Re: Scale - Alluded to a lot of these in a post below. I think one of the most impactful things is not just team structure but empowering people to make decisions outside of their nominal role - this enables high velocity / iteration which can be life or death for a startup in early days. Re: AI company eval - Important factors I consider for AI companies include: strong & uniquely suited team, scalable product (not too much customization needed, good margins after infra cost factored in), data is available and better yet has exclusive / flywheel characteristics, strategy is sound (if you execute, will create/win the market). I also have some opinions about how the ML ecosystem will shake out and which important companies still need to be built, but I'm saving that for a blog post one of these days. Bonus points if you're in agreement with my thoughts there, but if not my opinions are strong but loosely held :)

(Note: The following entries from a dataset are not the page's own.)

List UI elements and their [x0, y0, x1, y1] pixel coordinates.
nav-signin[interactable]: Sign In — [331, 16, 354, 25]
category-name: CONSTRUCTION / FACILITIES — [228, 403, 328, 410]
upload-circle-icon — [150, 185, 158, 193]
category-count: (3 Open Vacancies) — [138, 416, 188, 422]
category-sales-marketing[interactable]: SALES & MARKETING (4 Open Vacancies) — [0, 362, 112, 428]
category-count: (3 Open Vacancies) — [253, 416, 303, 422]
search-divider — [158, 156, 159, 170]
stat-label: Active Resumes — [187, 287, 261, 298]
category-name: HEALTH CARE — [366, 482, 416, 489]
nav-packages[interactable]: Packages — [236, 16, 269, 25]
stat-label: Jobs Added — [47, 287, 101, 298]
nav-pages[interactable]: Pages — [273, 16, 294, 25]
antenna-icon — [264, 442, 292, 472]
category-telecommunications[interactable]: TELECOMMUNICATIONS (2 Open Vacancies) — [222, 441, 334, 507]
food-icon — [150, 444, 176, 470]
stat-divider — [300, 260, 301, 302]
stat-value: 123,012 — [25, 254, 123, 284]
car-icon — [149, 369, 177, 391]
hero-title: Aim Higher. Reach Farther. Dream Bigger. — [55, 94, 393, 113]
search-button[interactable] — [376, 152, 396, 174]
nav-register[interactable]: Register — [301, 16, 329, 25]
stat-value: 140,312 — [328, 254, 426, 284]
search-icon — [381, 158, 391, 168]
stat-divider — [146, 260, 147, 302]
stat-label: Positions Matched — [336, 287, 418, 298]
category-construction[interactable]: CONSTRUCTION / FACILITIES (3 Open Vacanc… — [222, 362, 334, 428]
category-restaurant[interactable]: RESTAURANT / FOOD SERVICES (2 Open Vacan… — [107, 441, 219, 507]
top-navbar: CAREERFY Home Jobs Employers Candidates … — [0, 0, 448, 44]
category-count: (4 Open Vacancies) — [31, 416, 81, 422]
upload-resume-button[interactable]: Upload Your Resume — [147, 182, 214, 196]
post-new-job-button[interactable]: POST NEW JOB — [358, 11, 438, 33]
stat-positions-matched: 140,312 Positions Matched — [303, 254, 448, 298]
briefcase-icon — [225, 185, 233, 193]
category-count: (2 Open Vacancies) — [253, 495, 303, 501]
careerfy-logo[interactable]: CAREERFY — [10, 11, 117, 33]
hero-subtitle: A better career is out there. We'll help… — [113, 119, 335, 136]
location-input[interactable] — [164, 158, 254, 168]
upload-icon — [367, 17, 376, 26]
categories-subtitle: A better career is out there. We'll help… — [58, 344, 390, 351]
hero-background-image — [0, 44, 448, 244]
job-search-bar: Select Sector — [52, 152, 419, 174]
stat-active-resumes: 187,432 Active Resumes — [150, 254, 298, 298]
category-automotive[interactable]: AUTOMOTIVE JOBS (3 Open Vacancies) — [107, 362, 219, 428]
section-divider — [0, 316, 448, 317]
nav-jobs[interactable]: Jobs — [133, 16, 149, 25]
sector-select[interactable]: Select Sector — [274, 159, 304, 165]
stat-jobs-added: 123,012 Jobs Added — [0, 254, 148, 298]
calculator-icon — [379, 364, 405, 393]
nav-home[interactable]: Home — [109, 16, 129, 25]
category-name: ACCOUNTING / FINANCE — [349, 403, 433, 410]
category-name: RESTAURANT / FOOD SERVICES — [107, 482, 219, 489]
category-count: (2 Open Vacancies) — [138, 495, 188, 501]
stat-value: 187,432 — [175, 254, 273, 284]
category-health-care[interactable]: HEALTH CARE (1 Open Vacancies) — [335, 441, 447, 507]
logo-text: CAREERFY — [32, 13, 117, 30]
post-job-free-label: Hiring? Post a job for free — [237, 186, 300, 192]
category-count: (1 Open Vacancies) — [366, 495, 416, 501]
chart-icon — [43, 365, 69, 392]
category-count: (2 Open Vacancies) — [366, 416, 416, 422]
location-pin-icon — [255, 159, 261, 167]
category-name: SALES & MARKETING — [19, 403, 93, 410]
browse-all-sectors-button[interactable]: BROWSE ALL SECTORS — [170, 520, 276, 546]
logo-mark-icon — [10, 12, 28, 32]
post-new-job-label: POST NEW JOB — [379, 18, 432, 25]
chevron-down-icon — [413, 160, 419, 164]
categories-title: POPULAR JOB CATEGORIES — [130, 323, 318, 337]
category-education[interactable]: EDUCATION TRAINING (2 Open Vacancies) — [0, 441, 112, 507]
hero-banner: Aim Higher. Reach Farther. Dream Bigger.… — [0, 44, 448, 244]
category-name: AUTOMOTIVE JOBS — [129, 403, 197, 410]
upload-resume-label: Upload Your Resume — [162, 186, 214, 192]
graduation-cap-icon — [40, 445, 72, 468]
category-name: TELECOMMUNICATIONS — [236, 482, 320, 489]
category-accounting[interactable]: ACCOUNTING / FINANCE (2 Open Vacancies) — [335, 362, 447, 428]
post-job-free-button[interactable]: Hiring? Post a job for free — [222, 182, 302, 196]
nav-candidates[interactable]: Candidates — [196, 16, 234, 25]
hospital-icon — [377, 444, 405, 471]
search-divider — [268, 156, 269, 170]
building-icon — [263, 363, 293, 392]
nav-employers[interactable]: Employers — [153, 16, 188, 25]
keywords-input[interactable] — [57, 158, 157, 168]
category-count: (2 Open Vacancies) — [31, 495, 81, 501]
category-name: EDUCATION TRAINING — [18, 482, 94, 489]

Thank you so much for the detailed response! Looking forward to the post about your view on ML ecosystem.
How do you balance/budget training of new behavior with developing for easy adoption in order to create traction?
Seems relatively company-specific, but in general my advice is to watch & listen to your customers and then... do it again and again, and involve your whole team. 0 to 1 (the book) gives a lot of great strategy advice at a higher level about product decisions as well!